Desde a época de Yeltsin, os líderes russos têm criticado a invasão da OTAN na antiga esfera de interesse russa. Em 1999, quando a Polônia se juntou à OTAN, a Rússia não estava em posição econômica ou militar de se opor ao Ocidente nessa questão. A Rússia ainda estava se recuperando da década anterior, na qual o PIB russo caiu em cerca de 40%. No entanto, a Rússia se recuperou sob Putin a ponto de ser capaz de se opor à expansão da OTAN na Ucrânia. A intransigência russa nesse ponto e a grande minoria étnica russa inquieta na Ucrânia fornecem razões suficientes para ver a expansão da OTAN na Ucrânia como mal aconselhada.

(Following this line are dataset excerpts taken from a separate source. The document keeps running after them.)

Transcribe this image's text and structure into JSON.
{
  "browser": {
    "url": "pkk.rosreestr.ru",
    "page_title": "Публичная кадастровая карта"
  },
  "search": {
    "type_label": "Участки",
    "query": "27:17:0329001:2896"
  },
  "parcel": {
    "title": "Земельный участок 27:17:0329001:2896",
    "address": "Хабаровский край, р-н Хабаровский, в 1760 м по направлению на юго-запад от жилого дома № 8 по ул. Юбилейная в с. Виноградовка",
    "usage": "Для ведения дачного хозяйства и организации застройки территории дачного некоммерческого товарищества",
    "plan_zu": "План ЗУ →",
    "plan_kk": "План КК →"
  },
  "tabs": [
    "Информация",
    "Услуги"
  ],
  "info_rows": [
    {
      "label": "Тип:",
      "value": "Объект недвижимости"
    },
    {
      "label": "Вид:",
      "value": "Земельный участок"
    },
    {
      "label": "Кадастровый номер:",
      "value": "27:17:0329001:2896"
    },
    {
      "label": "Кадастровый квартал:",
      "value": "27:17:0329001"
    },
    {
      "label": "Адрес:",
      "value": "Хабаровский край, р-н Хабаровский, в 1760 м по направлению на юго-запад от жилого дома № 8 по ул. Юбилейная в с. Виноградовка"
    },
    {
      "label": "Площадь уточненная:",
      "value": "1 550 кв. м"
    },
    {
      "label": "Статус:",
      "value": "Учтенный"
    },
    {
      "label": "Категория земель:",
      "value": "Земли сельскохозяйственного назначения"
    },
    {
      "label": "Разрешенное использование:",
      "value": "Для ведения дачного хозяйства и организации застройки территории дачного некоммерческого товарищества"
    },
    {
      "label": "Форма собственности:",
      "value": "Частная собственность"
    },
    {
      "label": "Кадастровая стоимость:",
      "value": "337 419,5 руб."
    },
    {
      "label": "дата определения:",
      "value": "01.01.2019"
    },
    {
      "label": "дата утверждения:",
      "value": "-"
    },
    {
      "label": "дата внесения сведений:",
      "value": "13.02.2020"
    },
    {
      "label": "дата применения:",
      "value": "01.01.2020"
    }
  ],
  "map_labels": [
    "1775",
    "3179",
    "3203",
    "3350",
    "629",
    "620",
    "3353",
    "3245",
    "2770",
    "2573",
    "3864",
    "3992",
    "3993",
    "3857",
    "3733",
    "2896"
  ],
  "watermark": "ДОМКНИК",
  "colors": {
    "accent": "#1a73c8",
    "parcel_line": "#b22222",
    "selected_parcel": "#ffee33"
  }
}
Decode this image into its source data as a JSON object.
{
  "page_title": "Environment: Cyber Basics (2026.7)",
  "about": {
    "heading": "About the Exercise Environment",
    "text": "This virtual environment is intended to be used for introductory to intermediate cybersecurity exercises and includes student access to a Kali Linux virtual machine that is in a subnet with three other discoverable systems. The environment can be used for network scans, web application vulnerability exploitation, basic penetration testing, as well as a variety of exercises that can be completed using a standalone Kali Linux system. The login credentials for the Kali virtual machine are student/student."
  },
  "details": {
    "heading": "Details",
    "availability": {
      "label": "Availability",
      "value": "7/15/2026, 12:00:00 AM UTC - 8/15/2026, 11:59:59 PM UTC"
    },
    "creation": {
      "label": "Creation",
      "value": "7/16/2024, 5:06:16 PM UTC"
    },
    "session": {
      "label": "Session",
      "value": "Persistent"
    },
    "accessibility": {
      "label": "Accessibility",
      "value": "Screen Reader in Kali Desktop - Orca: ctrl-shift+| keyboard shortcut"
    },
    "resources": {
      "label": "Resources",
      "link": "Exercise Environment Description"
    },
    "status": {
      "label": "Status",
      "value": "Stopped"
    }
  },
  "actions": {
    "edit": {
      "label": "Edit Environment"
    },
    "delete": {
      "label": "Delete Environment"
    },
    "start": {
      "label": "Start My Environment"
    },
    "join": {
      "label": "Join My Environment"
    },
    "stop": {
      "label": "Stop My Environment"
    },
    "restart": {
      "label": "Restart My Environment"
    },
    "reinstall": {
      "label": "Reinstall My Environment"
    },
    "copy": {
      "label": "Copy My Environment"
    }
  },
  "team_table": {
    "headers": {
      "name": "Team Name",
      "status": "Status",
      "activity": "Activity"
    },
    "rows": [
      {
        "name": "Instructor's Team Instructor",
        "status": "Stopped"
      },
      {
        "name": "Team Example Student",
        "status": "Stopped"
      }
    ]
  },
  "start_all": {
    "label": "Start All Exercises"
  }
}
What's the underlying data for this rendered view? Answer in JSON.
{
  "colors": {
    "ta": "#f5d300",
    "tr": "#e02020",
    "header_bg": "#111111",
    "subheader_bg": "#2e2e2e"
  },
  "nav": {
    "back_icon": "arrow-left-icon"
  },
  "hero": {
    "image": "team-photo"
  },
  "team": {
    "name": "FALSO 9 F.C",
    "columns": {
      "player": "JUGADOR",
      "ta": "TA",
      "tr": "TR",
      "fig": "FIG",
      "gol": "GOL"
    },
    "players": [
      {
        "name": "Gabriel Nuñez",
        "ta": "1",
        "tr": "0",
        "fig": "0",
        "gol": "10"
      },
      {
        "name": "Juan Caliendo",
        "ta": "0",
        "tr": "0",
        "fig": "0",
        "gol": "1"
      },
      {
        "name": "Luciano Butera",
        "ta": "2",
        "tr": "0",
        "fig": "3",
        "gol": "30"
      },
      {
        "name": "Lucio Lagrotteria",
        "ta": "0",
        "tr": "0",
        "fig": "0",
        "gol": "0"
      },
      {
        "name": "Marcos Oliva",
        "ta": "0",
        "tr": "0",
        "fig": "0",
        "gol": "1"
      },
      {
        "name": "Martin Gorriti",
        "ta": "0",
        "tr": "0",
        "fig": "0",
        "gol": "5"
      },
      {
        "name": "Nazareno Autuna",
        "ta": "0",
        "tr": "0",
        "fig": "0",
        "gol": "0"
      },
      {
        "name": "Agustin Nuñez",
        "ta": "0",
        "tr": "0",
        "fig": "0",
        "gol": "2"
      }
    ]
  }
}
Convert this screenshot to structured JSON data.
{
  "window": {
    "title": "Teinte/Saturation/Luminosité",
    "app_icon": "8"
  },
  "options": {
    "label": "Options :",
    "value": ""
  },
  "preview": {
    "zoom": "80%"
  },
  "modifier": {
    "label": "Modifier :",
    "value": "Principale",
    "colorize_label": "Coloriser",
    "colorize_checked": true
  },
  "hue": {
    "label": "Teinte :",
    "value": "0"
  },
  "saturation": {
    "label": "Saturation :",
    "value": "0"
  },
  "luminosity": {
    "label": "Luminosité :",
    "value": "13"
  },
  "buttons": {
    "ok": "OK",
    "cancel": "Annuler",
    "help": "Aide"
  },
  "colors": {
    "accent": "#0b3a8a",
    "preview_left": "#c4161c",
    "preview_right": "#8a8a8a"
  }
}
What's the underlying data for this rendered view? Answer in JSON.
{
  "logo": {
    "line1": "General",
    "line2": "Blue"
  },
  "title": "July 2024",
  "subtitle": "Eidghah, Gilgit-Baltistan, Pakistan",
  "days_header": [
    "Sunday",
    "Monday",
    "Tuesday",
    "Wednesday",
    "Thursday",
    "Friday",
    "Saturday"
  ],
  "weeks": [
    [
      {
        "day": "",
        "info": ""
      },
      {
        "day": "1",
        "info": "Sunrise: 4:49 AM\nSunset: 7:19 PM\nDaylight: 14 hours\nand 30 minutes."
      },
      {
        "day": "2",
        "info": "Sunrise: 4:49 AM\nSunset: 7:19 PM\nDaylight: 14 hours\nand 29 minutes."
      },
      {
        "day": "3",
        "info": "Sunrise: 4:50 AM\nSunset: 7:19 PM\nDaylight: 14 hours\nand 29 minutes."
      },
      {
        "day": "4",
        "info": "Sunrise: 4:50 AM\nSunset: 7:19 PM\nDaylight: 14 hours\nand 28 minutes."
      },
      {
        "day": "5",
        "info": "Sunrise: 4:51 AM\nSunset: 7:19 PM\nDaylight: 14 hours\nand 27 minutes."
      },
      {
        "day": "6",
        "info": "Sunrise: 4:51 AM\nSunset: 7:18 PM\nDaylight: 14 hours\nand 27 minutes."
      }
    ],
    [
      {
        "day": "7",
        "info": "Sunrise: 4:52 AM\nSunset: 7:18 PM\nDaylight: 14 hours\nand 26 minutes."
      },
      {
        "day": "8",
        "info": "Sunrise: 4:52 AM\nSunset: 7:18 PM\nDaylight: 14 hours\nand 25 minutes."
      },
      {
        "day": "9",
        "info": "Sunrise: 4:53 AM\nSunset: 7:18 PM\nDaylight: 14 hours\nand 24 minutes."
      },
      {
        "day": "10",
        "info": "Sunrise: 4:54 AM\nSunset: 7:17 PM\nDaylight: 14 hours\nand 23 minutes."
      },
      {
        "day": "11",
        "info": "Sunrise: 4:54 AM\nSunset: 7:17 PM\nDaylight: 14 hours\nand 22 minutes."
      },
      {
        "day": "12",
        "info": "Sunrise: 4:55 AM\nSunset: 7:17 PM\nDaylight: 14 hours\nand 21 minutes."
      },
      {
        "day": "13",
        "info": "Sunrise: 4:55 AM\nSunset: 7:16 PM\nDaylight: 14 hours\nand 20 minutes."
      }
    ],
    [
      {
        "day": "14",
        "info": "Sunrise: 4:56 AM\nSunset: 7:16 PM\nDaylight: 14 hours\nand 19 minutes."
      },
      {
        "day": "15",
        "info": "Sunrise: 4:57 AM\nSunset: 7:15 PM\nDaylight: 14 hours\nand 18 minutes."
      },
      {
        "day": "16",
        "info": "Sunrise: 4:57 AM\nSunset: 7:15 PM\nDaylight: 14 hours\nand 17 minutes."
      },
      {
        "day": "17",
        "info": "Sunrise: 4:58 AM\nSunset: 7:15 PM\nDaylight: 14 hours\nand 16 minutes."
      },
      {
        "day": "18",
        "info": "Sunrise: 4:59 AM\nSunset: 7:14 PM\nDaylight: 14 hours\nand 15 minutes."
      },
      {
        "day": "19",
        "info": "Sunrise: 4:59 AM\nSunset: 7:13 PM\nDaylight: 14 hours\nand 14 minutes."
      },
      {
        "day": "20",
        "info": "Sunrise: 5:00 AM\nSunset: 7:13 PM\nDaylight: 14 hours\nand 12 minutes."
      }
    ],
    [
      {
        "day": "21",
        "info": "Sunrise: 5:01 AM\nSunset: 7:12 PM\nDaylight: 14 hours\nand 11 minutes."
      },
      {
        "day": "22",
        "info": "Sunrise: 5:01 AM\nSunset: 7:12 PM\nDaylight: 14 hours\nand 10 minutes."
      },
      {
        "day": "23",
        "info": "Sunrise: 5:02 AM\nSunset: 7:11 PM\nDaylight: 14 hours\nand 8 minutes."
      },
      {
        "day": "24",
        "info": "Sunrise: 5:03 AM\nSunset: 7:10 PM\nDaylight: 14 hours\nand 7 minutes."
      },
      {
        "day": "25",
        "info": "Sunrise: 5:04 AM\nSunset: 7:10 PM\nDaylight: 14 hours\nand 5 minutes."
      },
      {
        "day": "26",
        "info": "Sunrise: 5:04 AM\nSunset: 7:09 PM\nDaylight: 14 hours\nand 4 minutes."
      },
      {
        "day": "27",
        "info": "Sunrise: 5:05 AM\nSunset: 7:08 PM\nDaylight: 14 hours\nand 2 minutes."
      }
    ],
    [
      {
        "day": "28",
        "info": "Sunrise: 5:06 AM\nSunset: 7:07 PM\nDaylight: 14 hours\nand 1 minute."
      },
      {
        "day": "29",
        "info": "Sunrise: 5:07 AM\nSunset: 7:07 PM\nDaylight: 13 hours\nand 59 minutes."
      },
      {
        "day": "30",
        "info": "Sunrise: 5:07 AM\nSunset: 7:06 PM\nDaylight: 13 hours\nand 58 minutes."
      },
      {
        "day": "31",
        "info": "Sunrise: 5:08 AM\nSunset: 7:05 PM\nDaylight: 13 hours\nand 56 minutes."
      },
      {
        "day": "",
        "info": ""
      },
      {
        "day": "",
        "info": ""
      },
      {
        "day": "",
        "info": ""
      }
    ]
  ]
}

A Ucrânia mantendo seu status como um estado-tampão neutro imprensado entre o Ocidente e a Rússia poderia ter evitado a guerra atual. A Finlândia adotou uma estratégia semelhante de neutralidade durante a Guerra Fria, mas a Finlândia nunca enfrentou a mesma divisão interna ao longo de linhas étnicas como a Ucrânia. Agora é provável que a guerra na Ucrânia termine com um cessar-fogo que deixe a Ucrânia no controle de um estado remanescente no oeste e a Rússia no controle do território ucraniano que se estende ao longo da costa do Mar Negro, da Rússia propriamente dita até a Península da Crimeia — uma situação que lembra a dissolução da Iugoslávia após a guerra na década de 1990.